Graph-based Approaches and Functionalities in Retrieval-Augmented Generation: A Comprehensive Survey
Zulun Zhu, Tiancheng Huang, Kai Wang, Junda Ye, Xinghe Chen, Siqiang Luo
TL;DR
This survey presents a graph-centric view of Retrieval-Augmented Generation (RAG), arguing that graph data management—via existing and text-derived knowledge graphs, industrial graph databases, and graph-produced structures—offers powerful grounding and multi-hop reasoning capabilities for LLMs. It introduces a taxonomy that spans database construction, retrieval algorithms (non-parameterized and learning-based), prompting strategies (topology-aware and text prompting), and graph-structured pipelines (sequential, loop, tree), and it analyzes graph-oriented tasks (KGQA, graph tasks, domain-specific applications) with performance and practicality considerations.
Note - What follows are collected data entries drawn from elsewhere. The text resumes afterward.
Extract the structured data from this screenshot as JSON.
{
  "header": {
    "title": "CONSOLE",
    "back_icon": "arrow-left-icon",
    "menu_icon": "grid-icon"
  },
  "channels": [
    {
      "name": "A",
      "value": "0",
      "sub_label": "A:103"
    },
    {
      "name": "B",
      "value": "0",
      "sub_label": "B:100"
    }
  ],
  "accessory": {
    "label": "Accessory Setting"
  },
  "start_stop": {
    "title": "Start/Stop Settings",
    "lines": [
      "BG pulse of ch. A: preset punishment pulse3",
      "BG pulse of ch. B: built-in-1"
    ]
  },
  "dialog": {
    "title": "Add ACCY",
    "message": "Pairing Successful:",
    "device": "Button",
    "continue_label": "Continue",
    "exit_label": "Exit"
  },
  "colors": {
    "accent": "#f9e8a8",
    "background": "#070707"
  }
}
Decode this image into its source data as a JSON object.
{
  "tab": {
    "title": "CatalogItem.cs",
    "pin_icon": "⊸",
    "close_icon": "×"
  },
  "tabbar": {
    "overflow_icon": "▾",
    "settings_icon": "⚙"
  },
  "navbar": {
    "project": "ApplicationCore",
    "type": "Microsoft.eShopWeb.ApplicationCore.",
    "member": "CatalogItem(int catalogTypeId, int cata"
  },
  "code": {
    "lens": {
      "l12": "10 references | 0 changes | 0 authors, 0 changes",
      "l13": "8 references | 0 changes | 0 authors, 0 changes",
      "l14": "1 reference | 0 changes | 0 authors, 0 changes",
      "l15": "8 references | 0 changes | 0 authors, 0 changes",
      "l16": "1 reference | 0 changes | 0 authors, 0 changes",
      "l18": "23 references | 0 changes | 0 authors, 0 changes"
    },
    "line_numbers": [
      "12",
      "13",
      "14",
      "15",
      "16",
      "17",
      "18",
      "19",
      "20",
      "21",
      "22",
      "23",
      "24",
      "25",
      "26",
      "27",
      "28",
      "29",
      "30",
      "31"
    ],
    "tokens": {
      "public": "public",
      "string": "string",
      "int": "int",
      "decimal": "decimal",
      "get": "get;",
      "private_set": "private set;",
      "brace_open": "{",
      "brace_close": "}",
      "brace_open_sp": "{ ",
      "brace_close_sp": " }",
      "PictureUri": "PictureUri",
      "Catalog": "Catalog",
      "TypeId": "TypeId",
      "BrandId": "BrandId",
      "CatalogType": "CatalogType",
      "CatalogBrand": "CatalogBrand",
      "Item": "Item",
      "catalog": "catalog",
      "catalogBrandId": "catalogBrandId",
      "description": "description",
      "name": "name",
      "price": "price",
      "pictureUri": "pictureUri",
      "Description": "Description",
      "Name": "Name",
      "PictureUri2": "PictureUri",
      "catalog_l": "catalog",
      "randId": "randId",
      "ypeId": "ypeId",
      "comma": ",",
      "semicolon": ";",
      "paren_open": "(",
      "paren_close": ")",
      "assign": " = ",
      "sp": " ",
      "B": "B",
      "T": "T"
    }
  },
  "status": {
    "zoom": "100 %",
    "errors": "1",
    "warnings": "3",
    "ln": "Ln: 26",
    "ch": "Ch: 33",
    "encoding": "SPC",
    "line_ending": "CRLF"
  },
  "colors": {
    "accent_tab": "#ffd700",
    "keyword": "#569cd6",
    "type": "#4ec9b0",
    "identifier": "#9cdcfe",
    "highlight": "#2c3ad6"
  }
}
The work consolidates insights from over 200 studies to articulate current challenges (freshness, scalability, provenance, explainability) and outlines future directions, including adaptive prompts, multi-modal graphs, dynamic graph handling, and user interaction. Overall, graph-based RAG demonstrates substantial potential to improve factual grounding, reasoning depth, and explainability in LLM-driven systems across domains, informing both research and industrial deployment.
Abstract
Large language models (LLMs) struggle with the factual error during inference due to the lack of sufficient training data and the most updated knowledge, leading to the hallucination problem. Retrieval-Augmented Generation (RAG) has gained attention as a promising solution to address the limitation of LLMs, by retrieving relevant information from external source to generate more accurate answers to the questions. Given the pervasive presence of structured knowledge in the external source, considerable strides in RAG have been made to employ the techniques related to graphs and achieve more complex reasoning based on the topological information between knowledge entities. However, there is currently neither unified review examining the diverse roles of graphs in RAG, nor a comprehensive resource to help researchers navigate and contribute to this evolving field. This survey offers a novel perspective on the functionality of graphs within RAG and their impact on enhancing performance across a wide range of graph-structured data. It provides a detailed breakdown of the roles that graphs play in RAG, covering database construction, algorithms, pipelines, and tasks. Finally, it identifies current challenges and outline future research directions, aiming to inspire further developments in this field. Our graph-centered analysis highlights the commonalities and differences in existing methods, setting the stage for future researchers in areas such as graph learning, database systems, and natural language processing.